Perhaps not everyone is aware of how former Friends star David Schwimmer has served as an anti-violence advocate for women for over a decade (he is photographed above at a 2012 Rape Treatment Center Brunch in Beverly Hills). He also helped publicly launch the #AskMoreOfHim movement in March as a response to the #MeToo initiative amid the post-Harvey Weinstein climate in Hollywood and elsewhere.
Schwimmer has now spoken with Esquire about his hopes for a different future for women in the workplace. He stresses that men need to acknowledge that “for a long time our opinions have dominated,” and he says that criticism should be expected, but that “it should be responsible.” Along those lines, Schwimmer believes that’s important to reflect upon Weinstein’s decades-long pattern of predatory behavior — which included a hit list of nearly 100 names for his army of ex-Mossad agents and private investigators — on a “spectrum of bad behavior.” Schwimmer then argues in favor of contextualizing less egregious instances of sexual harassment with a critical eye:
“What we need is to allow for context, and to recognize a spectrum of bad behavior. At the moment, because of the current climate, Al Franken is being lumped in with the Harvey Weinsteins of the world. This is a terrible — and horrifying — mistake. I am not excusing any individual’s inappropriate or criminal behavior here, just pointing out that there is a difference between these two men and their actions — and that difference is critical.”
Indeed, Weinstein’s pattern of predatory behavior is obviously not identical to the Al Franken allegations.

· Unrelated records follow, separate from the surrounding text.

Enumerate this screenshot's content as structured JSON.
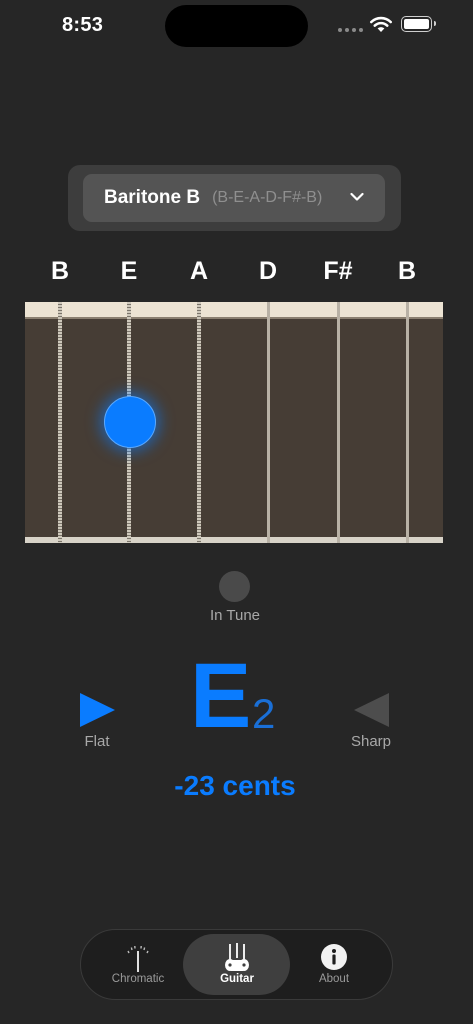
{
  "status_bar": {
    "time": "8:53"
  },
  "tuning_selector": {
    "name": "Baritone B",
    "notes": "(B-E-A-D-F#-B)"
  },
  "strings": [
    "B",
    "E",
    "A",
    "D",
    "F#",
    "B"
  ],
  "fretboard": {
    "active_string_index": 1
  },
  "tune_indicator": {
    "label": "In Tune"
  },
  "note_display": {
    "letter": "E",
    "octave": "2",
    "flat_label": "Flat",
    "sharp_label": "Sharp",
    "cents": "-23 cents"
  },
  "tabs": [
    {
      "label": "Chromatic",
      "icon": "tuning-fork-icon",
      "active": false
    },
    {
      "label": "Guitar",
      "icon": "guitars-icon",
      "active": true
    },
    {
      "label": "About",
      "icon": "info-icon",
      "active": false
    }
  ],
  "colors": {
    "accent": "#0a7cff",
    "background": "#262626"
  }
}
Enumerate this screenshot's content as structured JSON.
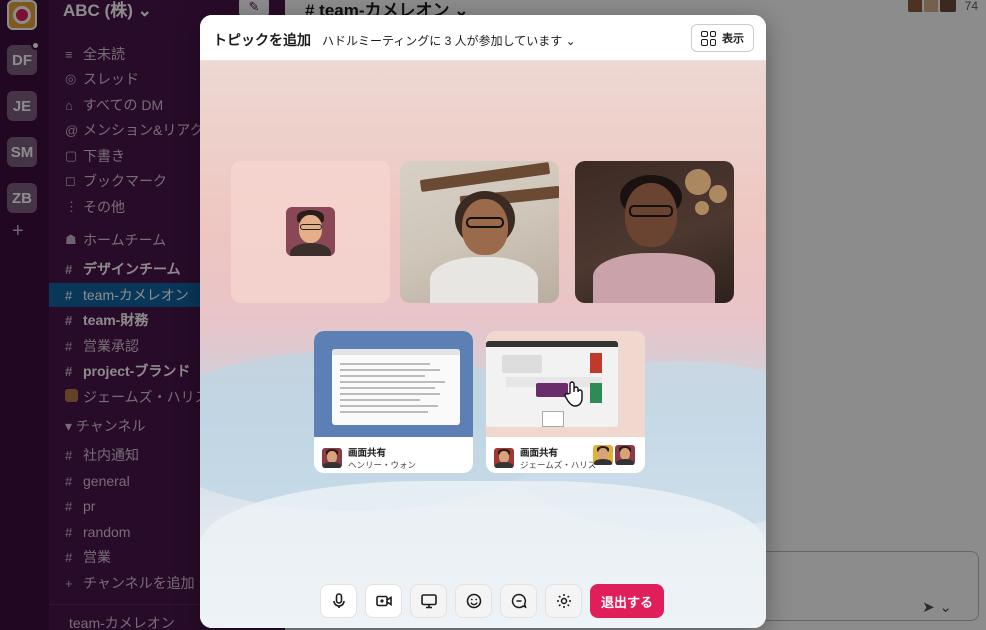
{
  "workspace_rail": {
    "items": [
      "DF",
      "JE",
      "SM",
      "ZB"
    ],
    "add_label": "+"
  },
  "sidebar": {
    "workspace_name": "ABC (株) ⌄",
    "nav": [
      {
        "icon": "≡",
        "label": "全未読"
      },
      {
        "icon": "◎",
        "label": "スレッド"
      },
      {
        "icon": "⌂",
        "label": "すべての DM"
      },
      {
        "icon": "@",
        "label": "メンション&リアクシ"
      },
      {
        "icon": "▢",
        "label": "下書き"
      },
      {
        "icon": "◻",
        "label": "ブックマーク"
      },
      {
        "icon": "⋮",
        "label": "その他"
      }
    ],
    "section_home": "ホームチーム",
    "home_channels": [
      {
        "prefix": "#",
        "label": "デザインチーム",
        "style": "bold"
      },
      {
        "prefix": "#",
        "label": "team-カメレオン",
        "style": "active"
      },
      {
        "prefix": "#",
        "label": "team-財務",
        "style": "bold"
      },
      {
        "prefix": "#",
        "label": "営業承認",
        "style": "normal"
      },
      {
        "prefix": "#",
        "label": "project-ブランド",
        "style": "bold"
      },
      {
        "prefix": "",
        "label": "ジェームズ・ハリス",
        "style": "normal"
      }
    ],
    "section_channels": "▾ チャンネル",
    "channels": [
      {
        "prefix": "#",
        "label": "社内通知"
      },
      {
        "prefix": "#",
        "label": "general"
      },
      {
        "prefix": "#",
        "label": "pr"
      },
      {
        "prefix": "#",
        "label": "random"
      },
      {
        "prefix": "#",
        "label": "営業"
      },
      {
        "prefix": "+",
        "label": "チャンネルを追加"
      }
    ],
    "footer": "team-カメレオン"
  },
  "main": {
    "channel_title": "# team-カメレオン ⌄",
    "member_count": "74"
  },
  "huddle": {
    "title": "トピックを追加",
    "subtitle": "ハドルミーティングに 3 人が参加しています ⌄",
    "view_button": "表示",
    "shares": [
      {
        "title": "画面共有",
        "name": "ヘンリー・ウォン"
      },
      {
        "title": "画面共有",
        "name": "ジェームズ・ハリス"
      }
    ],
    "controls": [
      "mic-icon",
      "camera-icon",
      "screen-share-icon",
      "emoji-icon",
      "chat-icon",
      "settings-icon"
    ],
    "leave_button": "退出する"
  },
  "colors": {
    "rail": "#3f0e40",
    "sidebar": "#4a154b",
    "active": "#1164a3",
    "leave": "#e01e5a"
  }
}
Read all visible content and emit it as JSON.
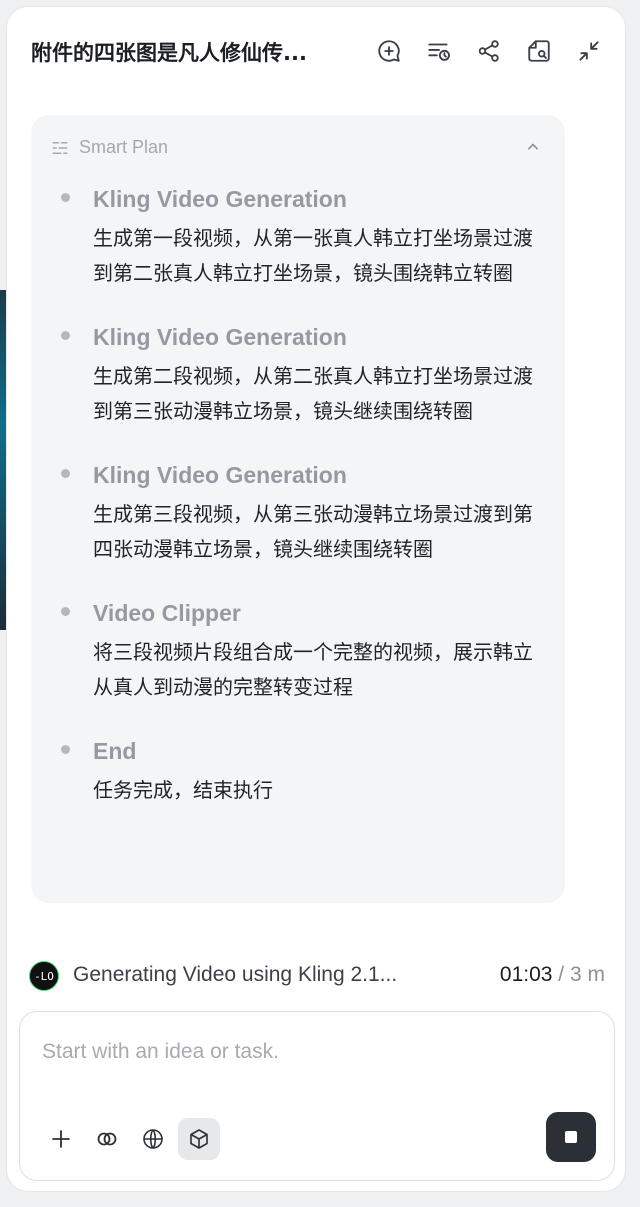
{
  "header": {
    "title": "附件的四张图是凡人修仙传...",
    "icons": [
      "new-chat-icon",
      "history-icon",
      "share-icon",
      "files-icon",
      "collapse-icon"
    ]
  },
  "plan": {
    "label": "Smart Plan",
    "steps": [
      {
        "title": "Kling Video Generation",
        "desc": "生成第一段视频，从第一张真人韩立打坐场景过渡到第二张真人韩立打坐场景，镜头围绕韩立转圈"
      },
      {
        "title": "Kling Video Generation",
        "desc": "生成第二段视频，从第二张真人韩立打坐场景过渡到第三张动漫韩立场景，镜头继续围绕转圈"
      },
      {
        "title": "Kling Video Generation",
        "desc": "生成第三段视频，从第三张动漫韩立场景过渡到第四张动漫韩立场景，镜头继续围绕转圈"
      },
      {
        "title": "Video Clipper",
        "desc": "将三段视频片段组合成一个完整的视频，展示韩立从真人到动漫的完整转变过程"
      },
      {
        "title": "End",
        "desc": "任务完成，结束执行"
      }
    ]
  },
  "status": {
    "logo_text": "-LO",
    "text": "Generating Video using Kling 2.1...",
    "elapsed": "01:03",
    "separator": "/",
    "total": "3 m"
  },
  "composer": {
    "placeholder": "Start with an idea or task.",
    "value": ""
  }
}
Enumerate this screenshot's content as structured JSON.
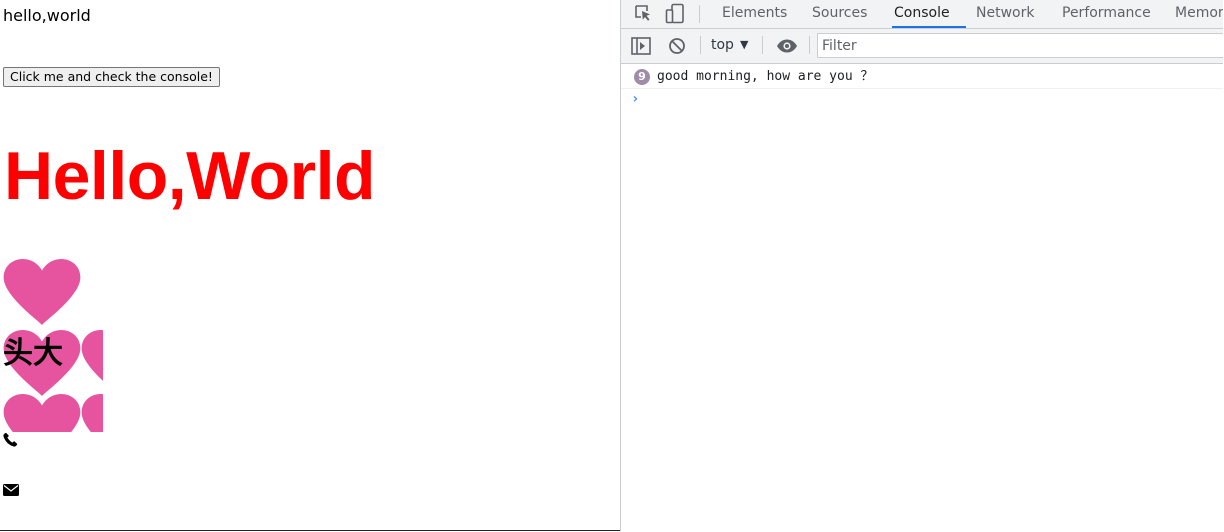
{
  "page": {
    "text": "hello,world",
    "button_label": "Click me and check the console!",
    "heading": "Hello,World",
    "label": "头大",
    "colors": {
      "heading": "#ff0000",
      "heart": "#e6549f"
    },
    "icons": [
      "heart-icon",
      "phone-icon",
      "envelope-icon"
    ]
  },
  "devtools": {
    "tabs": [
      {
        "label": "Elements",
        "active": false
      },
      {
        "label": "Sources",
        "active": false
      },
      {
        "label": "Console",
        "active": true
      },
      {
        "label": "Network",
        "active": false
      },
      {
        "label": "Performance",
        "active": false
      },
      {
        "label": "Memor",
        "active": false
      }
    ],
    "toolbar": {
      "context": "top",
      "filter_placeholder": "Filter",
      "filter_value": ""
    },
    "console": {
      "messages": [
        {
          "count": "9",
          "text": "good morning, how are you ？"
        }
      ],
      "prompt": "›"
    },
    "colors": {
      "accent": "#1a73e8",
      "badge": "#9e8ca8",
      "prompt": "#4a89f3"
    }
  }
}
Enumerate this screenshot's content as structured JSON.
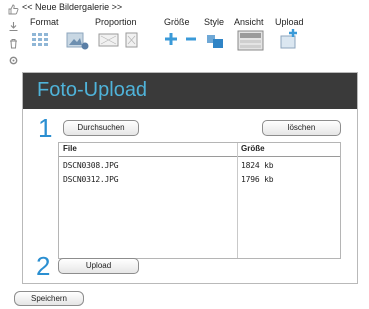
{
  "gallery_nav": {
    "prev": "<<",
    "title": "Neue Bildergalerie",
    "next": ">>"
  },
  "toolbar": {
    "format_label": "Format",
    "proportion_label": "Proportion",
    "size_label": "Größe",
    "style_label": "Style",
    "view_label": "Ansicht",
    "upload_label": "Upload"
  },
  "dialog": {
    "title": "Foto-Upload",
    "step1_number": "1",
    "browse_label": "Durchsuchen",
    "delete_label": "löschen",
    "step2_number": "2",
    "upload_label": "Upload"
  },
  "file_table": {
    "columns": [
      "File",
      "Größe"
    ],
    "rows": [
      {
        "file": "DSCN0308.JPG",
        "size": "1824 kb"
      },
      {
        "file": "DSCN0312.JPG",
        "size": "1796 kb"
      }
    ]
  },
  "footer": {
    "save_label": "Speichern"
  },
  "colors": {
    "accent_blue": "#2b8fd1",
    "title_blue": "#4fb3d9",
    "header_dark": "#3a3a3a"
  }
}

The now-ex-senator resigned after criticism from both parties after radio host Leeann Tweeden accused him of groping and kissing her without consent during a USO tour, and multiple other women alleged that he groped them during photo ops. Although Franken’s alleged behavior was unsavory, Weinstein’s alleged rapes clearly lie elsewhere on the “spectrum of bad behavior,” and that’s the point being made by Schwimmer.
What Schwimmer is digging into could be viewed as precarious territory by some, but his words are important to reflect upon while a more nuanced view of the tidal wave of accusations (against many men in power) takes shape in the cultural dialogue. Schwimmer further maintains that this contextualization is important, otherwise, society runs the risk of men “staying silent,” which won’t ease any progress being made by #MeToo.